"Bogey" is one of the scoring terms used by golfers. A bogey is a score of 1-over par on any individual golf hole. Par, remember, is the expected number of strokes it should take an expert golfer to complete a hole. Golf holes are generally rated as par-3s, par-4s and par-5s, which means that an expert should need three strokes, four strokes and five strokes, respectively, to play those holes.
So a bogey is a score that an expert golfer is usually disappointed with, but that won't displease most recreational golfers too much (and depending on your skill level, you might even be happy with a bogey).

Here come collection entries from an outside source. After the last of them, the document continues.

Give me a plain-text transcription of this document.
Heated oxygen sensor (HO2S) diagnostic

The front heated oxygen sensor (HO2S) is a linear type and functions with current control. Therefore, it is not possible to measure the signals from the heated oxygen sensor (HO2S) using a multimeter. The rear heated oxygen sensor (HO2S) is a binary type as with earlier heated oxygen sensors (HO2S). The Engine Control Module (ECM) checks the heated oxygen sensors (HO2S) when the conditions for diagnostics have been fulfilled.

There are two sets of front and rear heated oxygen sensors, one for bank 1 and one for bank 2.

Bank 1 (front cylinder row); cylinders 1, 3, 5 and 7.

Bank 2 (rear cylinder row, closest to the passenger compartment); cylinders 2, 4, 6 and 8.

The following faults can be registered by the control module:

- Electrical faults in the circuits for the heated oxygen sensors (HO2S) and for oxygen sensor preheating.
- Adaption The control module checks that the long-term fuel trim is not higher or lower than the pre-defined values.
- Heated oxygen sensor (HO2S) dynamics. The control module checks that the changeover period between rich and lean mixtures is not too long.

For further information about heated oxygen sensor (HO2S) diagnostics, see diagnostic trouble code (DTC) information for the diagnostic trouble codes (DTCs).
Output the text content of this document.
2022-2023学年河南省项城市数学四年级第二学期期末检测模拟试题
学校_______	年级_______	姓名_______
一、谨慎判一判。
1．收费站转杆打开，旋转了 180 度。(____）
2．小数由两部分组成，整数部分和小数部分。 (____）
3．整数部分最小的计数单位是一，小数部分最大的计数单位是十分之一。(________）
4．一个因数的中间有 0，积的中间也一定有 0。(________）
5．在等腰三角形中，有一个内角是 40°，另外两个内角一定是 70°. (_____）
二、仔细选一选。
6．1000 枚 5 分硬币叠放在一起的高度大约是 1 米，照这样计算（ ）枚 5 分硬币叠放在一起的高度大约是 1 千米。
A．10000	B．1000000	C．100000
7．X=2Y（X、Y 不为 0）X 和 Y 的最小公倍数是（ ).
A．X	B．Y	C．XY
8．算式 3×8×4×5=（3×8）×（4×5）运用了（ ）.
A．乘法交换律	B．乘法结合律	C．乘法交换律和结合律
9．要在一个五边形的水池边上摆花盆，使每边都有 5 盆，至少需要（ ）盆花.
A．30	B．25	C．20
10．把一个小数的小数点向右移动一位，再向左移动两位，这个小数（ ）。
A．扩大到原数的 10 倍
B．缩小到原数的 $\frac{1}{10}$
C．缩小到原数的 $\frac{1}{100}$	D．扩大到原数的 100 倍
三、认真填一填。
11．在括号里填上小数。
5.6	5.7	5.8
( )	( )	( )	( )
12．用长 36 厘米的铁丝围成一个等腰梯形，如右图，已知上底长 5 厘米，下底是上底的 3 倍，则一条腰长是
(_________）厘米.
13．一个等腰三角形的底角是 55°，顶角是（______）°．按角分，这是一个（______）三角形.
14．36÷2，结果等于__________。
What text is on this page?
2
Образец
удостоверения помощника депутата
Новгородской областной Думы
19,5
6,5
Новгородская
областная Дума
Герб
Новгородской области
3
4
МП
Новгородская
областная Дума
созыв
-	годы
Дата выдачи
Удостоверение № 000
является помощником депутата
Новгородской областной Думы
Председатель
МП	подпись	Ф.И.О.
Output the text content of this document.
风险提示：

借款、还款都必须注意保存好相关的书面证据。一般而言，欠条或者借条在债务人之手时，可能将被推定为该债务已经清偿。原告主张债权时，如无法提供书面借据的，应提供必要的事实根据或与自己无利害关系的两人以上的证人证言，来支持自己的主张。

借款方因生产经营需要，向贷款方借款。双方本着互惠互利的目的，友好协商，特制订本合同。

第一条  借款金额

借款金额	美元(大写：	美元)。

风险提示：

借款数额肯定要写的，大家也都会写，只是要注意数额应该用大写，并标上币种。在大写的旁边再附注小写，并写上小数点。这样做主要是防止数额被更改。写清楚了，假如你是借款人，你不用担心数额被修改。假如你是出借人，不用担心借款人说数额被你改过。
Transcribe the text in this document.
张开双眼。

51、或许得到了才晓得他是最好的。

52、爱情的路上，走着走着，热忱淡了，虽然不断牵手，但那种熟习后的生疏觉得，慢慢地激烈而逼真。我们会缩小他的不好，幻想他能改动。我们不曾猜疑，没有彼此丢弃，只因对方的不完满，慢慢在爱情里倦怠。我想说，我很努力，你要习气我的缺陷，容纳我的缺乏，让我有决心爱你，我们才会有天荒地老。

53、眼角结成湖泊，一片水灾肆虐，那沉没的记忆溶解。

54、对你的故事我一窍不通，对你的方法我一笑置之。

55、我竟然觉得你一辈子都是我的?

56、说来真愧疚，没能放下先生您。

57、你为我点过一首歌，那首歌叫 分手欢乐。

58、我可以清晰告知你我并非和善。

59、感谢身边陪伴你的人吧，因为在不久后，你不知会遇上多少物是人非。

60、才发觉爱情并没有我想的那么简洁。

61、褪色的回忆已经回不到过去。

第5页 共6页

To put it in more specific terms, a bogey means that you have:
- Scored 4 on a par-3 hole
- Scored 5 on a par-4 hole
- Scored 6 on a par-5 hole
- Scored 7 on a par-6 hole (these holes are rare, but you might occasionally run into a par-6)
When "bogey" first entered the golf lexicon, in the late 1890s, it had a different meaning, more akin to today's par. See the FAQ, Origin of the term "bogey" for details.
Common Misspellings: Bogie
Other uses: Higher scores than 1-over par still incorporate the term bogey, but add a modifier. Two-over par on a par-4 hole, for example, is a double bogey. Three over par is a triple bogey, and so on.